Na te pytania, zgodnie z intencją autora, odpowiedzi w "Bitwie o Irak" nie ma. Reżyser zostawia widzowi miejsce na przemyślenia i własne sądy.
Plastikowi Irakijczycy
O ile jednak psychoza wojny i wyniszczający wpływ pola bitwy na umysł żołnierzy został sprawnie ukazany, to Nick Broomfield nie uniknął błędów, pokazując drugą stronę - Irakijczyków.
W obiektywie Brytyjczyka mieszkańcy Iraku to sympatyczni, rodzinni, szanujący tradycję ludzie, którzy pragną tylko pokoju. Nawet zamachowcy, którzy podkładają bombę pod amerykański patrol są pełni obrzydzenia dla siebie samych. Są rozbrajająco naiwni: - Myślałem, że Amerykanie będą strzelać w powietrze, a oni zabijają naszych ludzi - mówi jeden z nich.
Do końca nie wiadomo nawet, czym się zamachowcy (rebelianci?) kierują atakując okupantów. Broomfield sugeruje, że to dobrzy ludzie zmuszeni do brutalnego działania przez otaczającą ich rzeczywistość. Dodatkowo manipulowani przez jedynego złego Irakijczyka w tym filmie, podstępnego Szejka - najwyraźniej religijnego fanatyka.

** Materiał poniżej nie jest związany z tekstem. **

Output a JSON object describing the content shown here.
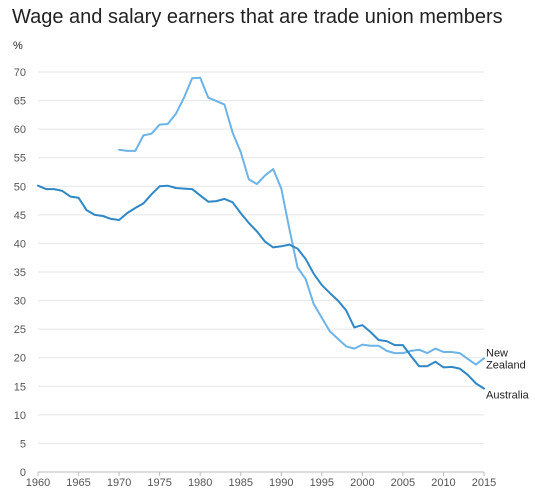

Co wojna robi z żołnierskiego mózgu?
Dialogi Irakijczyków są blade i sztuczne - pełnią raczej rolę didaskaliów, objaśniających sytuację w Iraku w stylu. Na ich przykładzie widać, do kogo skierowana jest "Bitwa o Irak" i towarzysząca jej kampania promocyjna pod hasłem "miej zdanie". Film ma bowiem trafić raczej do niewyrafinowanego, młodego widza, który wojnę z Iraku kojarzy z telewizji i nie miał okazji zaznajomić się z jej zawiłościami.
"Bitwa o Irak" to film prosty i, wbrew zapewnieniom autora, czarno-biały. Widzowie, którzy będą szukać w nim odpowiedzi na zadawane przez dystrybutora pytanie "czy Irak to wojna sprawiedliwa?", mogą się zawieść.
Ci, którzy chcą zobaczyć co wojna (jakakolwiek) robi z żołnierskiego mózgu, powinni jednak ten film obejrzeć. Chociaż z zastrzeżeniem, że "Full Metal Jacket" Stanleya Kubricka to nie jest.
Premiera w polskich kinach 25 kwietnia.